Only one former president, Ford, who the 22nd Amendment did not bar, seriously considered later running for the vice presidency on Reagan’s 1980 ticket. From the outset, Ford thought that idea made no sense and, after associates kicked the idea around, Ford and Reagan ended negotiations. Most two-term presidents will be ready for a break and will welcome the chance to build their libraries, write their memoirs, pad their portfolios, lower their golf handicaps, serve as eminent public citizens, or do other things that former presidents do. Of the six presidents who the 22nd Amendment barred, Nixon and Bush left office with low favorability ratings, which made them unappealing running mates, and health concerns might have precluded Eisenhower and Reagan even if they’d been otherwise inclined to second chair their prior subordinate. Clinton is unlikely to be perceived as an appealing option anymore. One might expect that the same combination of factors which made the six 22nd Amendment presidents unlikely vice presidents will moot the question regarding future presidents, too.

Yet even if none of these factors practically eliminated a 22nd Amendment president from consideration, and he or she was willing to imagine service as vice president, another formidable obstacle would emerge as a likely deal-breaker.

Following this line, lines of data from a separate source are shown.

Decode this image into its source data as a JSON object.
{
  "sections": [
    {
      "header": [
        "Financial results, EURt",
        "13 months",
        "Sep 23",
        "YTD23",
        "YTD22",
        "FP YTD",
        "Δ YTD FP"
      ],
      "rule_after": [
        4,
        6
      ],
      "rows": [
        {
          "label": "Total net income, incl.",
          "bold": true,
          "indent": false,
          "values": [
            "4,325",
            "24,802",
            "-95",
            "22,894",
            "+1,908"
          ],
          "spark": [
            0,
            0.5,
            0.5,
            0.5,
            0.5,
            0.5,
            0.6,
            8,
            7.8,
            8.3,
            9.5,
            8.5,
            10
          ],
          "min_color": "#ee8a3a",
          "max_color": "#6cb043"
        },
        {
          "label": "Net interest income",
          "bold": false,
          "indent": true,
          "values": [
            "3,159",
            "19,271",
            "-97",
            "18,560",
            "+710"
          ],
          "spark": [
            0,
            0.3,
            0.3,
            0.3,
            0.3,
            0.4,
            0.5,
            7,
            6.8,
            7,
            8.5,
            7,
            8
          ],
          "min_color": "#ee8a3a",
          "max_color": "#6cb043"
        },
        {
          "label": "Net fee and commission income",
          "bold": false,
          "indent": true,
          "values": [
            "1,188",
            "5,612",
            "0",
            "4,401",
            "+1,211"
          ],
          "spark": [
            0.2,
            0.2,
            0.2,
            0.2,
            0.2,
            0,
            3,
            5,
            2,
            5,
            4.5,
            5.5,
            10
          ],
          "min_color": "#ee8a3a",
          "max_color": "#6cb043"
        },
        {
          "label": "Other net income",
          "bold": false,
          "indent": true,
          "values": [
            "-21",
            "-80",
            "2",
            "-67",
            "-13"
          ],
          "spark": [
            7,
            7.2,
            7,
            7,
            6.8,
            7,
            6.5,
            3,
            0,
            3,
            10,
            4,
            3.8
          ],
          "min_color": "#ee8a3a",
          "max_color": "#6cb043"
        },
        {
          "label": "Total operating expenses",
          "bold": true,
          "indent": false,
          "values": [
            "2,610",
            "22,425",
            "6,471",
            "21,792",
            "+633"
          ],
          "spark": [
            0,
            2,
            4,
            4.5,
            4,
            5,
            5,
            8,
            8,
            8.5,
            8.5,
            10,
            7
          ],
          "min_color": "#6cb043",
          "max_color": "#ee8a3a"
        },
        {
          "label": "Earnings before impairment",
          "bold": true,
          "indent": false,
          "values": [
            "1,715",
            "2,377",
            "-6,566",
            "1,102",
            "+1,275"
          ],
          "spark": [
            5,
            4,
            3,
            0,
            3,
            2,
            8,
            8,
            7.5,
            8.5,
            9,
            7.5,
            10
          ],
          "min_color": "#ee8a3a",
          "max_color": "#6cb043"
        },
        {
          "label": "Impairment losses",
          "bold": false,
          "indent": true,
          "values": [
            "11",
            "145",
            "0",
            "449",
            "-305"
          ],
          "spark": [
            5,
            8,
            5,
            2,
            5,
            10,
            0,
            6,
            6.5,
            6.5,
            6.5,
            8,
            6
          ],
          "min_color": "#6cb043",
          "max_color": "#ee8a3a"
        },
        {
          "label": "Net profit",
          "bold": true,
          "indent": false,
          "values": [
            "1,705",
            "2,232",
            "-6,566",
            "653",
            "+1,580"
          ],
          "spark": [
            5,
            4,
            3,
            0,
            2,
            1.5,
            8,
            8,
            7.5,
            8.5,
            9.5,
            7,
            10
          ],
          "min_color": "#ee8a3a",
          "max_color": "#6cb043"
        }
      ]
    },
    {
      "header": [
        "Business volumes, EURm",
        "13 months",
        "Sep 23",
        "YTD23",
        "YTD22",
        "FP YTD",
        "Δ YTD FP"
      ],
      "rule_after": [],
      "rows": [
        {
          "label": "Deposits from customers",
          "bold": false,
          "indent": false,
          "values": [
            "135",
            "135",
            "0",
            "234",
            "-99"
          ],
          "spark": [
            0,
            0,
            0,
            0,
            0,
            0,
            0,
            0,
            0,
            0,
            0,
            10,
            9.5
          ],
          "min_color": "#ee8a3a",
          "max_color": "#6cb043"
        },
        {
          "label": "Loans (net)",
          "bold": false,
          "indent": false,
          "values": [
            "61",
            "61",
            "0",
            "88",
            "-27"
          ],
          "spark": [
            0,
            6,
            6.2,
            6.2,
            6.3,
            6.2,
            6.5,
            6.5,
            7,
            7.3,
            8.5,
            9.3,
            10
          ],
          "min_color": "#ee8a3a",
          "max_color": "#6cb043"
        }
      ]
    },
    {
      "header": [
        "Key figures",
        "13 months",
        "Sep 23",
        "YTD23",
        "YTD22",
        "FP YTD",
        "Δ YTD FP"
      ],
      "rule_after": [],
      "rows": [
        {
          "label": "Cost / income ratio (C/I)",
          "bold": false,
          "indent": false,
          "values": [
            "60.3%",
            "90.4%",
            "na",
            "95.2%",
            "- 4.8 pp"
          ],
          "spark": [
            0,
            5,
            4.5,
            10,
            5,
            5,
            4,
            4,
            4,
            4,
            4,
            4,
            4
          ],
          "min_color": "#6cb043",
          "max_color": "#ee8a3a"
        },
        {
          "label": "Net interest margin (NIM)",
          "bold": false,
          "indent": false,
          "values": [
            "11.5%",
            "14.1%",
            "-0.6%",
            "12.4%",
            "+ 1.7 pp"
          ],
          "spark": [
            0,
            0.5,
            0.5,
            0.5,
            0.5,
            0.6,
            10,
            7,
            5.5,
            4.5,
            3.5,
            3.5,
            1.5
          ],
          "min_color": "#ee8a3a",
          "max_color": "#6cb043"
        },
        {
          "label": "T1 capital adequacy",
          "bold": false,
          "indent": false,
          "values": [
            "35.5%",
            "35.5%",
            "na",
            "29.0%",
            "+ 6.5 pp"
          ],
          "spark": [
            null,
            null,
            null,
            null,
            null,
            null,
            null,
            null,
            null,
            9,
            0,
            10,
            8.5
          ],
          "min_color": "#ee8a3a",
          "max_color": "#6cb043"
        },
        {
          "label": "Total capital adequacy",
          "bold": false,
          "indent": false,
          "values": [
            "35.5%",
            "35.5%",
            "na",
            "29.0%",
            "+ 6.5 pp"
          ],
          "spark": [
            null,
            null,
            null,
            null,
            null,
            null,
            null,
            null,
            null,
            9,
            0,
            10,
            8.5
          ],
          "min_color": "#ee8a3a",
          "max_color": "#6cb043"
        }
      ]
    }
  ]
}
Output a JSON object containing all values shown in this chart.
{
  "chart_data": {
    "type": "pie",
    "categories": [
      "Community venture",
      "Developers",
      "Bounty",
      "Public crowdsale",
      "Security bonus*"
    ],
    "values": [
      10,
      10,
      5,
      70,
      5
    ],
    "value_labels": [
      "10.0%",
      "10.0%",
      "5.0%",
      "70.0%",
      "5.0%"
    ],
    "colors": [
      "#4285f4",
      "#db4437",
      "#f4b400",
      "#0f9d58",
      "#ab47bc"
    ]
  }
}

The ticket would face the constitutional question of whether the 22nd Amendment allowed such an arrangement. That lingering question would present a political distraction and perhaps a constitutional impediment that would likely cause the presidential nominee to consider a different option.

We can speculate all we like about dumping vice presidents, cross-party tickets, and a vice presidential candidacy by a term-limited president. But all signs suggest that a renominated Trump will run again with Pence; Biden, if nominated, will run with a Democrat; and the Democratic vice presidential nominee won’t be Bill Clinton or Barack Obama.

Joel K. Goldstein is the author of The White House Vice Presidency: The Path to Significance, Mondale to Biden (2016) and other works on the American vice presidency.